2. Wunsch und Wirklichkeit
Versucht man eine Annäherung von der Begrifflichkeit her, dann leitet sich das Berufsbild vom Manager, also formal und kurz von dem Leiter, dem Hauptverantwortlichen eines Betriebs, einer Einrichtung etc. ab. Was der Manager im einzelnen macht, muss man dabei an dieser Stelle außer Acht lassen. Dass die Tätigkeit in einem Unternehmen eine andere ist als in der Schule, der Kirchengemeinde oder im Fußballclub ist unzweifelhaft. Aber der Manager leitet und sorgt dafür, dass die vorhandenen Ressourcen zur Erreichung des Ziels – also des Geschäftszwecks, der Bildung, der Kommunikation des Evangeliums, dem Sieg im Fußballmatch eingesetzt werden. Wenn nun der Begriff Gemeindemanager kreiert wird, schreibt man diesem Berufsbild genau diese Funktion zu: die der Gesamtverantwortlichkeit. Traditionell war und bis dato ist das die Rolle des Pfarrers/der Pfarrerin. Er/sie ist der Dienststellenleiter. Die Alternative wäre: der Pfarrer/die Pfarrerin ist Angestellter eines Betriebs mit der Aufgabe, gewisse Leistungen (wie Seelsorge, Kasualien etc.) zu erbringen. Er/sie hat aber in der Geschäftsführung nichts mehr zu suchen. Die Leitung und Verantwortung (das Management) liegt bei einem Geschäftsführer o.ä. . Das wäre eine ganz andere Organisationsstruktur. Und man mache sich nichts vor: der Pfarrer/die Pfarrerin ist dann von Verwaltungsarbeit entlastet. Aber damit wächst nicht die Freizeit. Sondern dann muss er/sie in dieser neuen Organisationsstruktur entsprechende Mehrarbeit an Gemeindediensten leisten. In der EKBO stieg die Zahl der zu betreuenden Gemeinden nach der Reform der Organisationsstruktur im ländlichen Bereich von neun auf 19! So sieht jedenfalls die Praxis dort aus, wo ähnliche Modelle schon umgesetzt sind. Man mache sich also keine Illusionen hinsichtlich Entlastung! Das ist z.B. in der EKBO der Fall. Dass der „Gemeindemanager“ dort nicht auf Gemeindeebene sondern der Ebene des Dekanates/Kirchenkreises vom Verwaltungsamt aus die Gemeinden managt, ist dabei sekundär. Dass die „Entlastung“ von PfarrerInnen gerne auch in kirchenleitenden Papieren als Begründung für Reformmaßnahmen, sprich Downsizing-Konzepten, bemüht wird, gilt es konsequent zu hinterfragen und zu durchschauen.

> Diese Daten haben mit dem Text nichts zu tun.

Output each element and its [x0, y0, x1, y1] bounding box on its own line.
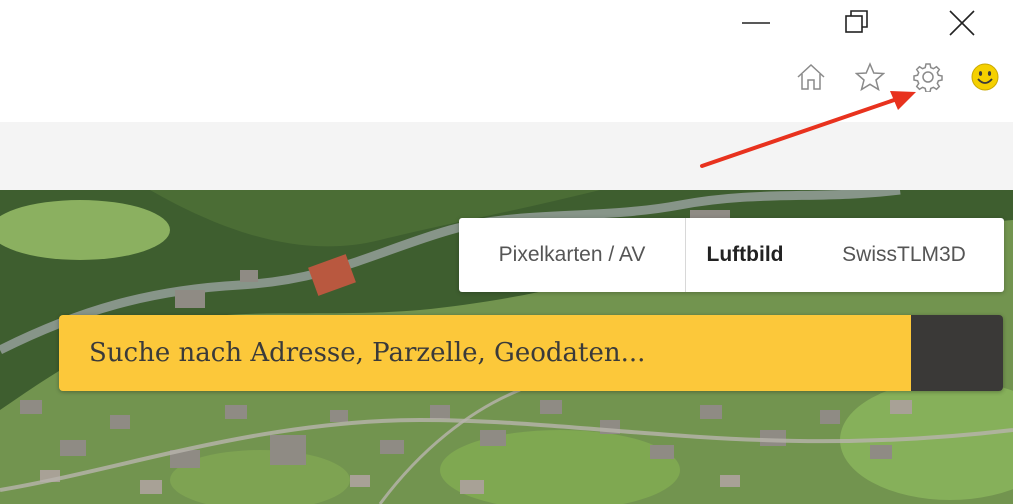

Es ist zu fragen: sind Pfarrerinnen und Pfarrer nach der Reform wirklich entlastet? Oder sind sie nur entmachtet?
3. … oder Entmachtung?
Was ändert sich? Man muss von aktuell konkret handelnden Personen absehen, die man mit diesem Ehrenwort (ChefsekretärIn) bedenken kann. Denn der Gemeindemanager wie er in den Reformkonzepten auf der mittleren Ebene vorkommt, wird die Organisationsstruktur grundlegend verändern. Ein anderes Wort lautet dann schlicht: Geschäftsführer. Das neue/alte Organisationsmodell ist das der DDR- Poliklinik
oder etwa von Pflegediensten. Das Poliklinik-Modell ist dabei das Reformmodell für das Gesundheitswesen. Analog ist das Reformmodell für die Kirchen mit einem neuen Steuerungsmodell auf der mittleren Ebene in der Umsetzung. Für die betroffenen Professionen, hier also die Pfarrerinnen und Pfarrer, hat das eine gerne noch übersehene Folge: sie haben in diesem System nichts, aber auch gar nichts mehr zu gestalten oder zu sagen. Sie haben zu funktionieren.